Als Betriebsrat sollten Sie gerade im Fall von verdeckten Ermittlungen umgehend das Gespräch mit dem Arbeitgeber suchen und auf die Einhaltung der gesetzlichen Vorschriften bestehen. Gegebenenfalls können Sie rechtliche Schritte einleiten, um die Rechte der Arbeitnehmer zu schützen. Infrage kommt z. B. eine Anfrage bei der zuständigen Datenschutzaufsichtsbehörde. Das ist grundsätzlich der/die Landesbeauftragte für Datenschutz des Bundeslandes, in dem der Betrieb seinen Sitz hat.
Frage 7: Welche Rolle spielt der Betriebsrat bei der Untersuchung von Hinweisen durch Whistleblower?
Frage: Welche Rechte hat der Betriebsrat bei der Untersuchung von Hinweisen, die durch Whistleblower gemeldet werden?
Antwort: Der Betriebsrat hat gemäß § 80 Abs. 2 BetrVG das Recht, über Ablauf der Untersuchungen informiert zu werden, um seine Überwachungsaufgaben wahrnehmen zu können. Allerdings sieht das Hinweisgeberschutzgesetz (HinSchG) keine speziellen Beteiligungsrechte des Betriebsrats vor. Daher kommen lediglich die allgemeinen Beteiligungsrechte, also insbesondere § 80 Abs. 2 und § 87 BetrVG, in Betracht.
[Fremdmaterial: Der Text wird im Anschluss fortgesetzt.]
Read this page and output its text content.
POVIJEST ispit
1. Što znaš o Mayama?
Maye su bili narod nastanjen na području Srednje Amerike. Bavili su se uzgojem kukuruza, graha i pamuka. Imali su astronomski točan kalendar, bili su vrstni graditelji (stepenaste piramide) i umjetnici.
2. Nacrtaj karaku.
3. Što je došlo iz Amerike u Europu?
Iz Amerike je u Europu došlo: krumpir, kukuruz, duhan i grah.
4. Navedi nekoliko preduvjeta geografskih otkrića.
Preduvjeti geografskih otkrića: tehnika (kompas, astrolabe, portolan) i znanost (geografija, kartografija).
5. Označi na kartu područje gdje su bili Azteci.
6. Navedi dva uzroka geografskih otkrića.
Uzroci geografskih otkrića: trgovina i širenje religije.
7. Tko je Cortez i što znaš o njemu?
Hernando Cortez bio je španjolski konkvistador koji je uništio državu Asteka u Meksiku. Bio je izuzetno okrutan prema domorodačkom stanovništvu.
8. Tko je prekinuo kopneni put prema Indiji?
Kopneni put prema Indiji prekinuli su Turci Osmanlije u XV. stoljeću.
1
Die Einführung von Hinweisgebersystemen kann nämlich mitbestimmungspflichtig sein, speziell, wenn sie technische Einrichtungen beinhalten, die das Verhalten oder die Leistung der Arbeitnehmer überwachen, z. B. im Zusammenhang mit Meldekanälen. Als Betriebsrat sollten Sie prüfen, ob die geplanten Systeme solche Funktionen enthalten, und gegebenenfalls Ihre Mitbestimmungsrechte geltend machen.
Zudem hat der Betriebsrat das Recht, über die Einführung und Funktionsweise solcher Systeme informiert zu werden. So muss der Arbeitgeber Sie zum Beispiel im Rahmen von § 80 Abs. 2 BetrVG darüber informieren, ob die Voraussetzungen für die Einrichtung interner Meldestellen (§ 12 Abs. 1 HinSchG) erfüllt sind. Nur so können Sie prüfen, ob Sie als Betriebsrat aktiv werden müssen.